The good news, however, is that unlike in the movie, where there was no treatment once the aliens took over, for us, the loved ones of addicts, and for our beloved addicts themselves, there is hope.
There is treatment.
And, thankfully, there is recovery.
So, where do we, the loved ones of addicts, go for help? I certainly do not have all the answers, but I can tell you what worked for me and for millions of other family members. And that is the Nar Anon and Al Anon programs. In these programs, I learned the importance of focusing on my recovery. I learned that I had absolutely no power over my beloved addict or his behavior or drug use. As the “Three C’s” saying goes, I learned I did not cause his addiction, nor could I control or cure it. In other words, I finally began to understand that as hard as I tried, I could not fix my son.
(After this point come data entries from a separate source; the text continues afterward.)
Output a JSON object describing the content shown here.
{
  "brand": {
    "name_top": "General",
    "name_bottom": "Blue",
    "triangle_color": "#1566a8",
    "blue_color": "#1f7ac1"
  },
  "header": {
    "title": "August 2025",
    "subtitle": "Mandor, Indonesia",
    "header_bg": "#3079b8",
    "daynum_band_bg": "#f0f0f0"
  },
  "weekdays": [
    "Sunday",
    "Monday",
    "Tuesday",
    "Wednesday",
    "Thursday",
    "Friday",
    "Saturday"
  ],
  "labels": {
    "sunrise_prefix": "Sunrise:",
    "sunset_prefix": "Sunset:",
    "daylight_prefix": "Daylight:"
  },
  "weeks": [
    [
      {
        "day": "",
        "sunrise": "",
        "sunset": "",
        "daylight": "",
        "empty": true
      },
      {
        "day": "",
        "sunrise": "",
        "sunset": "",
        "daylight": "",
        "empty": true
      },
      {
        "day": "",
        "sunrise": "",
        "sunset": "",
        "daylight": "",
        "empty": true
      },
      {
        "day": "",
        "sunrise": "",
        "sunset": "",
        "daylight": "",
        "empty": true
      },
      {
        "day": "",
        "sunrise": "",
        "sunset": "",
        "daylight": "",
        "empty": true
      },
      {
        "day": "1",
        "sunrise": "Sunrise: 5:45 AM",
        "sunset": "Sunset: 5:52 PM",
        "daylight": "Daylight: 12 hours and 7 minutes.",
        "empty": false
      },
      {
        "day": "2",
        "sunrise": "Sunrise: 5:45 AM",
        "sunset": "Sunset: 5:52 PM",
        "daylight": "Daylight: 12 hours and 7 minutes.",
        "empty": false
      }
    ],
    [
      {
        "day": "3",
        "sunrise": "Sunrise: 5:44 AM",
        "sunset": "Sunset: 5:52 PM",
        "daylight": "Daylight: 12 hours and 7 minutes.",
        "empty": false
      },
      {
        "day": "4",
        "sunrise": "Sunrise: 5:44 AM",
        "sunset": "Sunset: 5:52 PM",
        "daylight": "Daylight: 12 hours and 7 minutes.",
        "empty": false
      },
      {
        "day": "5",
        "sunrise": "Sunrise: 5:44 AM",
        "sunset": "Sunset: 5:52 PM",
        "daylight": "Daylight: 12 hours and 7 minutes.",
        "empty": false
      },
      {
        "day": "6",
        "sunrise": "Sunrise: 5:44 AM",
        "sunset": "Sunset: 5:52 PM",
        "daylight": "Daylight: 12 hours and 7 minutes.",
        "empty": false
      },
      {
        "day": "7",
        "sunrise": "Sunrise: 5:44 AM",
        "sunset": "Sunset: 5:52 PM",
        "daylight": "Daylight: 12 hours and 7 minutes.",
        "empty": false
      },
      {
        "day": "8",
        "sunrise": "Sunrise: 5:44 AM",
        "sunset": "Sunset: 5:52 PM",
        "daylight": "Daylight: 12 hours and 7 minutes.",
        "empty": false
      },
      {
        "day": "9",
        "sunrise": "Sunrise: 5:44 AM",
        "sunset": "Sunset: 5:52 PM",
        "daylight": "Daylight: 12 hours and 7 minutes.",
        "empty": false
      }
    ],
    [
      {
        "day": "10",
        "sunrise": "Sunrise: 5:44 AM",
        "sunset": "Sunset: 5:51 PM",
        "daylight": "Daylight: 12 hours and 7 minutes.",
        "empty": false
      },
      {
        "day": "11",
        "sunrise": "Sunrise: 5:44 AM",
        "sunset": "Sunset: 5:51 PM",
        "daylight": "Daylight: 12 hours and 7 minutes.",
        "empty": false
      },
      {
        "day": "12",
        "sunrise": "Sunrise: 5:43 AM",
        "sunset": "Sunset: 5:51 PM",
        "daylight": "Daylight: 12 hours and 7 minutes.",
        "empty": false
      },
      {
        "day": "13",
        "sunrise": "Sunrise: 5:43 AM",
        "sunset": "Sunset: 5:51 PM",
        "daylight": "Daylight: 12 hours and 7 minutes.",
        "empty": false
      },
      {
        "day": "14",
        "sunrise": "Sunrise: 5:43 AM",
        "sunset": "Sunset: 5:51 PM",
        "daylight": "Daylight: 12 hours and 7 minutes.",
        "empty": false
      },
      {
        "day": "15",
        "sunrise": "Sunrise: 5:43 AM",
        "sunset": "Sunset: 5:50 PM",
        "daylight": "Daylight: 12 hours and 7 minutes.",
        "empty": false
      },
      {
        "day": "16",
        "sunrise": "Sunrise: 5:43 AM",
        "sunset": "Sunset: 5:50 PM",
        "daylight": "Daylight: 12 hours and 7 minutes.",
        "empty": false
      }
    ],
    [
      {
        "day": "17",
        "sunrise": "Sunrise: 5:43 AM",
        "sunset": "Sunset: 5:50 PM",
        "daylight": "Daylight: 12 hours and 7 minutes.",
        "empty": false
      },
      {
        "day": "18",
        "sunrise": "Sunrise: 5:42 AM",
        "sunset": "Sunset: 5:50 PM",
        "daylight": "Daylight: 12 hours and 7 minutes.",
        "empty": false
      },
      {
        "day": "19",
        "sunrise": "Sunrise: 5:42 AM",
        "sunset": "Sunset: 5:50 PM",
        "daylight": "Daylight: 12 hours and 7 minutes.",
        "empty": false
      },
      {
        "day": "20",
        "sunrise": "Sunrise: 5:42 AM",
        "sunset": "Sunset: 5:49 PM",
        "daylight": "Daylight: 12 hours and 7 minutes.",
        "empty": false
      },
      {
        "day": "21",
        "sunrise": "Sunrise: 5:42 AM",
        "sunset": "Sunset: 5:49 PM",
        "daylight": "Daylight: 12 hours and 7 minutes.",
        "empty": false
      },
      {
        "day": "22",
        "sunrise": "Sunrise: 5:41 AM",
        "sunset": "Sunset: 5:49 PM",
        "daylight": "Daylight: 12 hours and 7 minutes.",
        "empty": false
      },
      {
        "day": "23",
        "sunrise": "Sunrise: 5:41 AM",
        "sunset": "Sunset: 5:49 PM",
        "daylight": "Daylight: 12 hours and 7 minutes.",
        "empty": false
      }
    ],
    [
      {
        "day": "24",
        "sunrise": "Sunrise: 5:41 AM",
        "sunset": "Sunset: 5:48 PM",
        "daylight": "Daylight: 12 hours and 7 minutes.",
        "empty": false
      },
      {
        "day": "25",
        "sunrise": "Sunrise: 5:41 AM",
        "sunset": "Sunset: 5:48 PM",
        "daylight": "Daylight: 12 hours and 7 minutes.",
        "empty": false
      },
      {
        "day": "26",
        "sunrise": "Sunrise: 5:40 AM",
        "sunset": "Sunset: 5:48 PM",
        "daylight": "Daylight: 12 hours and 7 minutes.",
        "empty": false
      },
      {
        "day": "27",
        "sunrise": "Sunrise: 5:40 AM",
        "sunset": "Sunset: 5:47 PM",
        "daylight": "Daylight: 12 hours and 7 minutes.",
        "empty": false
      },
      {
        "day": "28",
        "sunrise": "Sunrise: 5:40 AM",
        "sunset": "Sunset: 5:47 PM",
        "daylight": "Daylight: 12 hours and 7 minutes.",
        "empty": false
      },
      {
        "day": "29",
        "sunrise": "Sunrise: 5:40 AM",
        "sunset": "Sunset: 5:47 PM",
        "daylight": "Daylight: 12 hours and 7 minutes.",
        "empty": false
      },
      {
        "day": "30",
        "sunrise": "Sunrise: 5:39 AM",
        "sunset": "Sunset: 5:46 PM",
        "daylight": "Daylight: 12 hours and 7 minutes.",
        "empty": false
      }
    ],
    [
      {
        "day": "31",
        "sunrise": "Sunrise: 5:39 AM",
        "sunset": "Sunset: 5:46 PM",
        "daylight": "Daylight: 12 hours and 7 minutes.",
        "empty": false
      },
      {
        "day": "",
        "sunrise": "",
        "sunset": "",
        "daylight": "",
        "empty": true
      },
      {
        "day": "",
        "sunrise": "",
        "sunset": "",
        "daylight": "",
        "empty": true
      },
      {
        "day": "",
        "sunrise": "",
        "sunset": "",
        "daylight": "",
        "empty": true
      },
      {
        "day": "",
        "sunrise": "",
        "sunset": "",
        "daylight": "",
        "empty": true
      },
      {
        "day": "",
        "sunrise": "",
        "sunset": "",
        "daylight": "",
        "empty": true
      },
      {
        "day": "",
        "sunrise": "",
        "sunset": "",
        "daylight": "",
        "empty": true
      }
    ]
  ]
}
I could, however, begin the work to recover myself.
I could take my own self back from the enabling alien who had taken over. I could focus on my behavior, and my failings and finally on my recovery. And in working on my own recovery, I was doing the best thing—and really the only thing—I could do to help my son. In fact, he has told me many times that it was only when I stopped my enabling and finally started saying no to him that he sincerely began his own journey toward sobriety.
I have to add that Nar Anon and Al Anon were not easy for me and, if done right, I doubt they are for anyone. They are not simply a matter of attending a few meetings or reading a book or a pamphlet. Of course I attended meetings and read the literature. But equally important, I had to find a good sponsor and I had to work the 12 steps just like my son had to do in NA and AA. Many of these steps were difficult, and emotional, and sometimes painful.
All 12-step programs take tremendous effort. But I can tell you this: between the meetings, the literature and my step work, I did recover. The alien who was so obsessed with saving her addict son is gone—at least for today—and I am in recovery. But, just like my son, I still have to work to maintain my recovery. Addiction is a lifelong disease, and recovery takes lifelong effort for both addicts and family members alike.
Before I conclude, I must gratefully tell you that my boy has almost five years of sobriety!
I am beyond proud of him and his efforts to maintain his own recovery, as well as his tireless work to help others in his position. He co-founded an alcohol and drug recovery center where he and all the staff there are doing miraculous, lifesaving work with addicts and their families.
But this article is directed primarily to you—the family members affected by addiction.
My prayer and fervent wish for each and every parent and family member with an addicted loved one is that you make the decision to find recovery and peace for yourself, no matter whether your addicted loved one chooses recovery or not. It is possible. I promise. Unlike in the movie, with effort and with the guidance of programs such as Nar Anon and Al Anon, you can banish the aliens and find your real selves again.